Portmap, a UNIX daemon made to supposedly make it easier for everyone to find out what ports services are listening on, seems to be dead essential in ad-hoc Ethernet-to-Ethernet networking with a static IP. I always give my home boxes IP’s in the strictly forbidden IP range 10.x.x.x (I’d be better off taking 192.168.x.x) and connect them with a CAT5E cable (for gigabit speeds or at least half of it) whenever I feel like it. I was dumbfounded to find that two Macbooks, one my own and one out of the box, will simply completely drown in an ocean of confusion when the daemon isn’t running on the serving system.

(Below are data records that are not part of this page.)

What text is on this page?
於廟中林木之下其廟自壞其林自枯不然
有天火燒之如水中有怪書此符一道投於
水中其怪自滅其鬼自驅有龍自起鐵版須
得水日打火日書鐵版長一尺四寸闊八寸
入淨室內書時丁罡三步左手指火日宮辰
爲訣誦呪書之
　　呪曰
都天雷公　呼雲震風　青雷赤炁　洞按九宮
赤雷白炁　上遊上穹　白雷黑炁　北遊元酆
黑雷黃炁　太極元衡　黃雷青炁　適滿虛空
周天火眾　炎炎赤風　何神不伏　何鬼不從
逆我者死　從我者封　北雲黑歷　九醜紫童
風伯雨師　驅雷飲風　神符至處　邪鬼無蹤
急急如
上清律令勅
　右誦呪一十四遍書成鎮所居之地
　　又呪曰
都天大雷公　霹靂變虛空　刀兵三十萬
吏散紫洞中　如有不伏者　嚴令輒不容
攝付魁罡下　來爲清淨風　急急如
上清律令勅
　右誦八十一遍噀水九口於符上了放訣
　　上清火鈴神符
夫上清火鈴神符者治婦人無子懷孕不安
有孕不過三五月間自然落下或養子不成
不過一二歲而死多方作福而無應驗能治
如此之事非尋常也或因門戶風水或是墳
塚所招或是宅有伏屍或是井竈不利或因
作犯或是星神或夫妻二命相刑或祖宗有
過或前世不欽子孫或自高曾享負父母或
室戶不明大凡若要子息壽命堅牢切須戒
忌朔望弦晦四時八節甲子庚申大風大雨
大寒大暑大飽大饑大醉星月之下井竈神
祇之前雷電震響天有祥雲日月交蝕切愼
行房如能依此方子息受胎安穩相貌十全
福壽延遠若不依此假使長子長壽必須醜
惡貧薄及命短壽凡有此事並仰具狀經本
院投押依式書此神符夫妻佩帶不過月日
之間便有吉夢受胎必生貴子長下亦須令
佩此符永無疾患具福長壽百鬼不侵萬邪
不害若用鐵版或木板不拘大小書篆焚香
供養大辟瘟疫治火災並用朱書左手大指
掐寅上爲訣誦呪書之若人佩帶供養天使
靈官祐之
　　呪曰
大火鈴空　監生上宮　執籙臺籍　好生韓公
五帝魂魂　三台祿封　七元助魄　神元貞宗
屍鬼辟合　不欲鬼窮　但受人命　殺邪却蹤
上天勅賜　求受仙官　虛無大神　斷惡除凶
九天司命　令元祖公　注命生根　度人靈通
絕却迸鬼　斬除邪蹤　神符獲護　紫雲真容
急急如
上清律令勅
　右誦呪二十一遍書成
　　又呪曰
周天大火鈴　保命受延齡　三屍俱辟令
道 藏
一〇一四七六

The context-sensitive autoconfigurator for network settings in OS X didn’t like it at all. I also have strict rules against named (the DNS server), bonjour (zeroconf) and I let in AFP with a temporary rule. No catch. The connecting party couldn’t find services, and the link refused to establish in most cases (i.e. jumping from self-assigned 144. addresses to my own 10.x range). I could disable the firewall. OK, still nothing. Obviously, this isn’t related to my nazi ipfw configuration. Could it be that I have stopped some services from running in the first place? Yup. I had portmap disabled. Bonjour was fired up and restricted with ipfw because Aperture throws a fit without it running (Read: it gives an error message with the rather descriptive text: “Error. 2.“.), which is a bit insane as I haven’t found it to be a nice enough app to go share my photo collection over the network with bonjour, which iPhoto does for free.
Nearing the end of this rant, it’s obvious what I am telling. Hardening always gives you trouble to get into your own computer. You know, that really the way I like it. But I don’t consider acquiring a link a real security issue, so I’ll have to fix this. Strangely, whatever security measure I took in the how-to’s I served, did not affect these problems. Rather, it was the portmap daemon that ships with OS X that seems to be much more essential to it’s networking than I thought. I’ll look into this, because portmap has it’s history, especially with RHEL. I don’t know what those guys in Cupertino were thinking when they were soldering in portmap with liquid steel, but I’d rather just run without a whole lot of services.